Comme vous pouvez le constater, la réalisation est volontairement moderne tant à l’extérieur qu’à l’intérieur, utilisant le béton et toutes les possibilités qu’il permet. Le fascicule qui se trouve à l’entrée mentionne, je cite « toute la composition de l’édifice témoigne de l’aspiration à l’élévation. » L’église a été livrée au culte avec seulement le chemin de croix, ce n’est qu’en 1959 que divers artistes ont été appelés à décorer l’ensemble du bâtiment. Sous la coupole qui éclaire le chœur, il y a la fresque du « couronnement de la vierge » de Nicolas Pierre INTERSTELLER, artiste peintre parisien. Celui-ci a également décoré le nouvel Hôtel de Ville de Lorient à la même époque, sous les directives du même architecte. Cet artiste connu comme grand prix de Rome et directeur de l’école des beaux-arts de Paris a réalisé ici une grande fresque sur ciment sec peint à l’huile, procédé très différent de celui que Xavier de LANGLAIS a utilisé, c’est dire une fresque sur enduit frais à la « fresco » comme les réalisait les grands peintres italiens. Tugdual de Langlais vous en a décrit plus longuement le procédé à Étel. On remarquera les couleurs pastelles très discrètes et les lignes sobres de l’œuvre qui n’écrasent pas l’édifice malgré sa taille.
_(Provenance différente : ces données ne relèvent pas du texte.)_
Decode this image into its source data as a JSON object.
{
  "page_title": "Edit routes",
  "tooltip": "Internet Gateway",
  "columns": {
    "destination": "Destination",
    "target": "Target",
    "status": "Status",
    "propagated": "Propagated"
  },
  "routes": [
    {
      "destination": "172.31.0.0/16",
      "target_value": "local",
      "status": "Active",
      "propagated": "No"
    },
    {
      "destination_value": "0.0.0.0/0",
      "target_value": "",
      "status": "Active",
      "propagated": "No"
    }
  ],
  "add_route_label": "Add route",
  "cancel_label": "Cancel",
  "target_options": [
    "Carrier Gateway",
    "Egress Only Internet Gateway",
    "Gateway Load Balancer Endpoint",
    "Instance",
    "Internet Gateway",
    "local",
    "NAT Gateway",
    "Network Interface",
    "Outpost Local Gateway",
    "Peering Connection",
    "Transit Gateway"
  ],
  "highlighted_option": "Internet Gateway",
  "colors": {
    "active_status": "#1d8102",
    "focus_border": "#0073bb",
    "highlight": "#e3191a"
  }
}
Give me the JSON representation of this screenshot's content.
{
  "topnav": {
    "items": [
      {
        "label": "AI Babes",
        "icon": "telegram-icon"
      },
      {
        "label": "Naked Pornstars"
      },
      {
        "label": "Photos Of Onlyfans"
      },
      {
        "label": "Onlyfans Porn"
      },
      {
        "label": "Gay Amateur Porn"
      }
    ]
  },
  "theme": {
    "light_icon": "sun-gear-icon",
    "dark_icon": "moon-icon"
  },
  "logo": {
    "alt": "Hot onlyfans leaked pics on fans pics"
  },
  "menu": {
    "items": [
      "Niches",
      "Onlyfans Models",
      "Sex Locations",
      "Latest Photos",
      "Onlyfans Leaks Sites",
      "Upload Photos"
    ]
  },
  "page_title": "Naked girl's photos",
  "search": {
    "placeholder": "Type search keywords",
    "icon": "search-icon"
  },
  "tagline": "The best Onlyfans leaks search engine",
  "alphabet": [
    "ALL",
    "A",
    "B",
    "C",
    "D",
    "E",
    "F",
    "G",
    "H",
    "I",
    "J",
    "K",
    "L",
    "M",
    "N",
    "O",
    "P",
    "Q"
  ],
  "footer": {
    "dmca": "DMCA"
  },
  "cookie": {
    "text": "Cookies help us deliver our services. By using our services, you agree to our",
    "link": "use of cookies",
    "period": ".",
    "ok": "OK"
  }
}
Henri JOUBIOUX, peintre breton se voit confier les deux fresques latérales, elles sont réalisées sur ciment brut avec une peinture à la cire. D’un côté une émouvante Piéta, de l’autre l’Annonciation. Les lignes sobres et pures s’harmonisent avec le caractère dépouillé, voir un peu froid du monument et de la décoration centrale. Chacun ayant à cœur de s’harmoniser, sans dominer l’autre dans un grand respect de la personnalité mutuelle. Dans le fond de l’église on peut aussi regarder la décoration des fonds baptismaux par le peintre et graveur BEAUFRERE, lui aussi artiste breton. Compte tenu de son emplacement il n’a pas eu les mêmes contraintes que ses confrères quant à la composition et les couleurs, cette peinture évoque la genèse et les origines du monde.

De même Xavier de LANGLAIS a pu laisser libre cours à son inspiration puisqu’il lui a été confié la décoration des chapelles latérales. À première vue cela peut paraître dommage, car elles ne sont pas les premières œuvres qui s’offrent à nos yeux, mais en y réfléchissant bien et avec le temps.
Quel bonheur de pouvoir honorer Saint Louis, patron de cette paroisse et accueillir dans cette chapelle, la très belle statue de Notre Dame de Victoire. Elle n’était pas à cet emplacement au moment de la réalisation de la décoration ce qui explique la gêne qu’on éprouve pour apprécier la perspective dans sa totalité. Pour la fresque du Sacré-Cœur, là encore au moment de l’exécution, cette chapelle n’avait pas le privilège de recevoir la présence réelle, c’est en 1965 qu’elle fut transformée en chapelle du Saint-Sacrement, lieu de prière et de recueillement par excellence Nous pouvons maintenant nous diriger vers la chapelle de Saint Louis à votre droite.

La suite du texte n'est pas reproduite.